I like the fact that it gives much more importance to the bond between two lead women, so that's a Kudos for passing the Bechdel test! :)

However the whole polite 'traditional' Indian woman getting the man, I can't just past that, however you might dress it up. I actually don't mind much Veronica being selfish, and "slutty" (i.e. no longer qualified to be a good Bahu). But what bothered me is how Vanilla nice and 'patriarchally perfect' Meera is - it's just your one dimensional Bahu crap. Polite, self sacrificing, virgin, and hell, she prays too! OMG, isn't that awesome - just a flawless one dimensional puppet full of our 'sanskar'. It really irked me. I just couldn't put myself through that. The only decent thing was their friendship/bonding part, refreshing to see, but Meera's character ruined it for me.

To each her/his own, I suppose.

Dolce and Namak said...

Hey there, Indian male feminist,

Yeah, I guess I never looked at the movie much from Meera's perspective. Though I'm not sure I'd label her as unidimensional. Surely a lot of complex people do pray and are polite, no? :) And as far as the self-sacrifice goes, I'd expect any friend who is worthy of the name to do exactly what she did rather than jump into the guy's arms. I do think the movie needed a contrast between the two female leads, so her goodness may be exaggerated a bit, but then so is Veronica's "badness", so it didn't bother me at all. I'd much rather have a movie where the bad girl doesn't turn into a saint than a movie where the "good girl" smokes and drinks (gasp!) just to prove to the audience that she's "not perfect" and that she is "multidimensional". Too many of those out there as it is.

But like I said, I never looked at the film from the point of view of "whoever gets the guy is the winner", so from that perspective it seemed somewhat irrelevant why Meera got him or how perfect she would be as a wife. Not sure if that makes any sense, but her future role as a bahu just never entered the equation for me.

And the point about "that's the way the world is" was that it's like that everywhere. Not just in India. When the rest of the world is still not accepting this premise, I think it's unfair to ask India to be more progressive than anyone, especially given how far behind they are on much simpler gender role problems. Again, not saying it's right, just being realistic.

As far as the Bechdel test is concerned, I can think of a lot of great movies from all over the world that don't pass it, so don't see the need to measure everything against that, but like you say, kudos for passing it, if you think it's important for a film to pass it.

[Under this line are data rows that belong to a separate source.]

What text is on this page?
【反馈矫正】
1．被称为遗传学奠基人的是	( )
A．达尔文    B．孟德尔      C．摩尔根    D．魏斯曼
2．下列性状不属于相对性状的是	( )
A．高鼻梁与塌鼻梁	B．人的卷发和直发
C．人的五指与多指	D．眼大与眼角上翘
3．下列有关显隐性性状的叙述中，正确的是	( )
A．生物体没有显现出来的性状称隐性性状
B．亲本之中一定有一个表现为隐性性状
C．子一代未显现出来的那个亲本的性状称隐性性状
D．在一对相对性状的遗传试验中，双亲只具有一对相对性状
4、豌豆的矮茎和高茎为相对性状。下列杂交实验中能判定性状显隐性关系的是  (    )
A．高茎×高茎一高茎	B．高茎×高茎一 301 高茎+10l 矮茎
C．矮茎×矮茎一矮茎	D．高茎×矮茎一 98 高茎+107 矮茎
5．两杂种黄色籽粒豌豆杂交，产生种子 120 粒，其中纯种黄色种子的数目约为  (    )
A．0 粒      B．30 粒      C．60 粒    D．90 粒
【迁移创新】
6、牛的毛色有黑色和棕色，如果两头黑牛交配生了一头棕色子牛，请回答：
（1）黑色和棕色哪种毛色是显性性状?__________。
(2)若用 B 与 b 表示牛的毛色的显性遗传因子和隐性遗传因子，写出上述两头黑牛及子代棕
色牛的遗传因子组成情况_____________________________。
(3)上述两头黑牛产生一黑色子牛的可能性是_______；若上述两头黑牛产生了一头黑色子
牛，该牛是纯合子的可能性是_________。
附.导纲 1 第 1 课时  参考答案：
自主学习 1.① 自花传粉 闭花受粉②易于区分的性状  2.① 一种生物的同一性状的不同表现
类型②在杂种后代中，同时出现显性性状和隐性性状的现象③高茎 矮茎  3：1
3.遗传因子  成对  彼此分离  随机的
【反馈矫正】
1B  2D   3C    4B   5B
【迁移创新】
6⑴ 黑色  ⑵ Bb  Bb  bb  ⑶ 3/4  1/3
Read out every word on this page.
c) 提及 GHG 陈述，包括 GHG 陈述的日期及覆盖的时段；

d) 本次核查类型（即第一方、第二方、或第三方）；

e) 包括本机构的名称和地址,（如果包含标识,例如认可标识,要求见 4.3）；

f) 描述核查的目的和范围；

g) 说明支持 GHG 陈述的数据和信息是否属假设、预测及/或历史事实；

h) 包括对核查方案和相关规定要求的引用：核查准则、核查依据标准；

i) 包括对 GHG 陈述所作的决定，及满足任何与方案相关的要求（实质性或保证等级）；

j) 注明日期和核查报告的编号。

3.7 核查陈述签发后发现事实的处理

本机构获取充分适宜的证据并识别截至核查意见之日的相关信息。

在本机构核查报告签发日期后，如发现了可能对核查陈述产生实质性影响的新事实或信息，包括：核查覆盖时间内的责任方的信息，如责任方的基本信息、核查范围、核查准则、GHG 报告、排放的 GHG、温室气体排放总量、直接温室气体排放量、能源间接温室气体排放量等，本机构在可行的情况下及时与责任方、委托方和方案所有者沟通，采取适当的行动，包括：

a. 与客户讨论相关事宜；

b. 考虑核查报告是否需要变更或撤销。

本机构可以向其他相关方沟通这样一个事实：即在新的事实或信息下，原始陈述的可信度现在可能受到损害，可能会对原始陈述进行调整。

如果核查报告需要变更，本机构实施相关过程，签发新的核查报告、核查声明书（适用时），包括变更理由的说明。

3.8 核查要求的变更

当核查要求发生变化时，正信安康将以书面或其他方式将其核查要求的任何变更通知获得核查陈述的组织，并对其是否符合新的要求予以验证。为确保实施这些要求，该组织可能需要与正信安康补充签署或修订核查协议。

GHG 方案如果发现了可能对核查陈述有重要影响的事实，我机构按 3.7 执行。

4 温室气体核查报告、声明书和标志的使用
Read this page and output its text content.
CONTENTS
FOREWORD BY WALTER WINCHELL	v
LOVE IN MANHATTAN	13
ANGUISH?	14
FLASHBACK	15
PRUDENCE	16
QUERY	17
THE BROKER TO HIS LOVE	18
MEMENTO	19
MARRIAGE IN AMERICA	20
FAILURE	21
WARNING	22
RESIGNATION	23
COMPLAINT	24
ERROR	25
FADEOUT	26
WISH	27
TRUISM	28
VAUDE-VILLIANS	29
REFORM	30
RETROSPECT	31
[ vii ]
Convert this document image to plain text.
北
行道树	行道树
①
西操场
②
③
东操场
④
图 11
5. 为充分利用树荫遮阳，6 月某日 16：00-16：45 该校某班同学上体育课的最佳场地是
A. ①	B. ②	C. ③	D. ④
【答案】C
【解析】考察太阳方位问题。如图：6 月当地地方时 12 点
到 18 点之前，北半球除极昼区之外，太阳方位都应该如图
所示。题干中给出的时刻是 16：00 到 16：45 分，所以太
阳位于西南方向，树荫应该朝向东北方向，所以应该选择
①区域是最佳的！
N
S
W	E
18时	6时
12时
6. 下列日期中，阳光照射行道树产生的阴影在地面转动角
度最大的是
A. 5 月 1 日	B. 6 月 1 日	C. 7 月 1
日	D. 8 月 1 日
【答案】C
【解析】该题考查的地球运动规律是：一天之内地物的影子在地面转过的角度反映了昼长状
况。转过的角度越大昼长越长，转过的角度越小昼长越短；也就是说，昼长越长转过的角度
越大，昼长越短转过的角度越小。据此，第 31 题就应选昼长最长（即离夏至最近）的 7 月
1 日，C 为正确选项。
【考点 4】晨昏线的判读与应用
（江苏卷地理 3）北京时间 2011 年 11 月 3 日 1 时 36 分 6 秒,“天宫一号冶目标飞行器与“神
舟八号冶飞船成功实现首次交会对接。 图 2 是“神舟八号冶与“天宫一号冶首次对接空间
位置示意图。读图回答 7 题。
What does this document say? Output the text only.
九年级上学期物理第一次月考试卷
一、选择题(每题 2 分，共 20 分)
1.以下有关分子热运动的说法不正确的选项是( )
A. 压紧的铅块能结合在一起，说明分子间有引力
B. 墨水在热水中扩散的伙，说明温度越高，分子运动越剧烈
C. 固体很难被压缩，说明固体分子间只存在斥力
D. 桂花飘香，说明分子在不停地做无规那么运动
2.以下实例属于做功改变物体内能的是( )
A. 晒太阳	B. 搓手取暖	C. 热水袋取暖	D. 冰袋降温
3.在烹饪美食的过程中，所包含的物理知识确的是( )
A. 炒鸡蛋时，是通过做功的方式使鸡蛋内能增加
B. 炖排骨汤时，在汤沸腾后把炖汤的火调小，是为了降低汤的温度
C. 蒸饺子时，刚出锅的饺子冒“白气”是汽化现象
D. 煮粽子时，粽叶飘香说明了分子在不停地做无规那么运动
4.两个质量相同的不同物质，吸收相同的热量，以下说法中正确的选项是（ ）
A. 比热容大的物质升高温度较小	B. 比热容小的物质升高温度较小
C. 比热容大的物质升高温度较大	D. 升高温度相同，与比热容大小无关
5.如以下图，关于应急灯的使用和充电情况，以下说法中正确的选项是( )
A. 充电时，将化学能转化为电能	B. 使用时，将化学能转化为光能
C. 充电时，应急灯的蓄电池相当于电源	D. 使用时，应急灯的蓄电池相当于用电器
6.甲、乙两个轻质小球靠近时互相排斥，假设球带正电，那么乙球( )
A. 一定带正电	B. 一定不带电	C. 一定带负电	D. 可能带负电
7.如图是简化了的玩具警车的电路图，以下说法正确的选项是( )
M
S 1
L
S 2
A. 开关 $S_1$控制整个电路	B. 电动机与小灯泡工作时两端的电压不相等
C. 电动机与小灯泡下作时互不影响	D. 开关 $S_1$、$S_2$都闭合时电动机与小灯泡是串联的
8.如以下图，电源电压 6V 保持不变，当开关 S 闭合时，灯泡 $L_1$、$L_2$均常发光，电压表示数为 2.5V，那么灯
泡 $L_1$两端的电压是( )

Thanks for dropping by and reminding me that I need to rewatch this at some point to see if I still feel the same way about it. :)

Deepti Sharma said...

A lot has been discussed in the comments already, but some more points from my viewpoint:
1) I get what you say about this being a film about the women. In some ways, it is reminiscent of those bromances from older movies, in which the girl would be the catalyst for the movie's central conflict, and sometimes even manipulated by the evil forces to drive a wedge between our heroes.
Quite often, midway through the film, the girl is reduced to mere arm candy for whichever guy gets to keep her, and the focus is on how our heroes get back together.
Classic example: Dostana (Amitabh Bacchan, Shatrugn Sinha, Zeenat Aman)
Gautam here serves more or less the same purpose.
2) Let's suppose for a moment that the film had ended differently, with Veronica "getting the guy". Wouldn't we have then complained that the film is regressive in that once you bonk someone, the right thing to do would be to marry them?